Tuesday, February 14, 2012

ATC, Nature Journal and a figure

I finished another ATC card, The flower is a cosmos which I photographed last summer. Done on 140lb cold press watercolor paper, I outlined the flower with ink and then used watercolor to fill in.

Below is a Nature Journal page from my visit to Moose Hill MA Audubon Sanctuary in Sharon, MA. last week.

This isn't a sanctuary I visit very often which is a bit odd since it is closer to me than many of the others I more frequently visit. But this site is mainly woods and fields including a working farm with not a lot of open water, it is water I seem to be attracted to and is the main feature of the sites I visit most often.

The top image  in the journal is of a Sugar Maple tree next to a stone wall. This tree has been tapped to collect sap. Later the sanctuary will have a public Sugar Off day to boil the sap down to either maple syrup or sugar. I did walk by the shed where they have cords of wood stacked waiting for the event.

The lower image is of a wisteria seed pod. One of the trees in the sanctuary is the prop for an old wisteria vine. I have seen this in bloom in past years and it is really quite beautiful.

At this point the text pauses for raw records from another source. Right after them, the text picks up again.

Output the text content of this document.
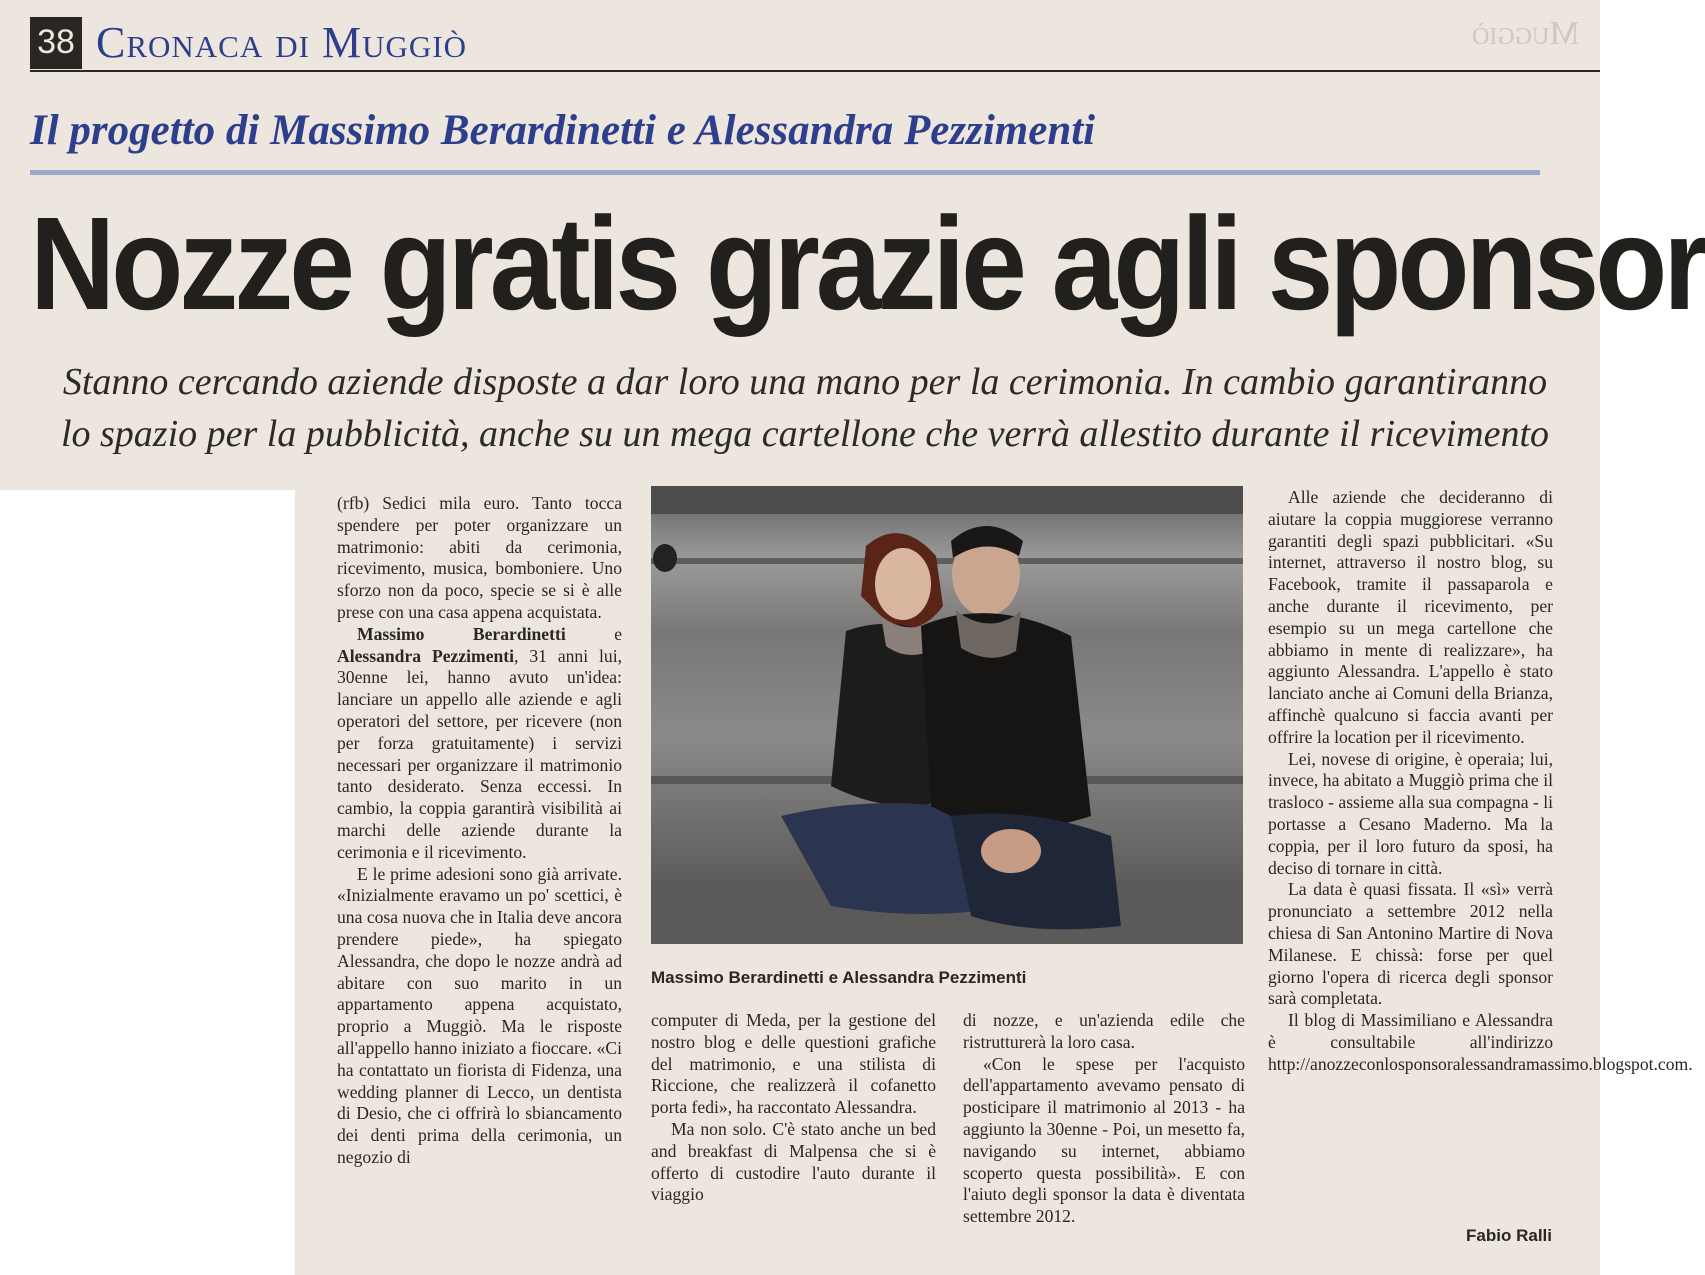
38 Cronaca di Muggiò	Muggiò
Il progetto di Massimo Berardinetti e Alessandra Pezzimenti
Nozze gratis grazie agli sponsor
Stanno cercando aziende disposte a dar loro una mano per la cerimonia. In cambio garantiranno
lo spazio per la pubblicità, anche su un mega cartellone che verrà allestito durante il ricevimento

(rfb) Sedici mila euro. Tanto tocca spendere per poter organizzare un matrimonio: abiti da cerimonia, ricevimento, musica, bomboniere. Uno sforzo non da poco, specie se si è alle prese con una casa appena acquistata.

Massimo Berardinetti e Alessandra Pezzimenti, 31 anni lui, 30enne lei, hanno avuto un'idea: lanciare un appello alle aziende e agli operatori del settore, per ricevere (non per forza gratuitamente) i servizi necessari per organizzare il matrimonio tanto desiderato. Senza eccessi. In cambio, la coppia garantirà visibilità ai marchi delle aziende durante la cerimonia e il ricevimento.

E le prime adesioni sono già arrivate. «Inizialmente eravamo un po' scettici, è una cosa nuova che in Italia deve ancora prendere piede», ha spiegato Alessandra, che dopo le nozze andrà ad abitare con suo marito in un appartamento appena acquistato, proprio a Muggiò. Ma le risposte all'appello hanno iniziato a fioccare. «Ci ha contattato un fiorista di Fidenza, una wedding planner di Lecco, un dentista di Desio, che ci offrirà lo sbiancamento dei denti prima della cerimonia, un negozio di

Massimo Berardinetti e Alessandra Pezzimenti

computer di Meda, per la gestione del nostro blog e delle questioni grafiche del matrimonio, e una stilista di Riccione, che realizzerà il cofanetto porta fedi», ha raccontato Alessandra.

Ma non solo. C'è stato anche un bed and breakfast di Malpensa che si è offerto di custodire l'auto durante il viaggio

di nozze, e un'azienda edile che ristrutturerà la loro casa.

«Con le spese per l'acquisto dell'appartamento avevamo pensato di posticipare il matrimonio al 2013 - ha aggiunto la 30enne - Poi, un mesetto fa, navigando su internet, abbiamo scoperto questa possibilità». E con l'aiuto degli sponsor la data è diventata settembre 2012.

Alle aziende che decideranno di aiutare la coppia muggiorese verranno garantiti degli spazi pubblicitari. «Su internet, attraverso il nostro blog, su Facebook, tramite il passaparola e anche durante il ricevimento, per esempio su un mega cartellone che abbiamo in mente di realizzare», ha aggiunto Alessandra. L'appello è stato lanciato anche ai Comuni della Brianza, affinchè qualcuno si faccia avanti per offrire la location per il ricevimento.

Lei, novese di origine, è operaia; lui, invece, ha abitato a Muggiò prima che il trasloco - assieme alla sua compagna - li portasse a Cesano Maderno. Ma la coppia, per il loro futuro da sposi, ha deciso di tornare in città.

La data è quasi fissata. Il «sì» verrà pronunciato a settembre 2012 nella chiesa di San Antonino Martire di Nova Milanese. E chissà: forse per quel giorno l'opera di ricerca degli sponsor sarà completata.

Il blog di Massimiliano e Alessandra è consultabile all'indirizzo http://anozzeconlosponsoralessandramassimo.blogspot.com.

Fabio Ralli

Probably not very good for the tree in the long term but so far both seem to be doing well. The pods aren't very long about 4 inches and are fuzzy on the outside.

Above is last nights figure drawing. It was an interesting pose though the model found it difficult to hold, so I wasn't able to get some of the elements as well defined as I would have liked. Namely the hand that is reaching down onto her leg. Still I think it works. We rarely have a pose where the model is leaning forward like she was last night, so it was sort of fun to draw.

My last image is a photograph I made at Moose Hill. The shed behind the trees is really for a colony of bats to have a home, though I am sure they use the shed for storage of other items used on the property. The 2 trees in the center of the photo are Sugar Maples as you can tell by the buckets attached to the trees to collect sap. These are huge trees, I have to wonder just how old they are, but the member who was at the center when I returned didn't know when I asked her. I would guess about 300 200 years, but of course I may be wrong. Still this land has been farmed for probably at least that long so it is possible. Sugar Maples would have been highly prized by the farmer who owned the land, and might even have been planted.

That is it for today, per usual comments are welcome.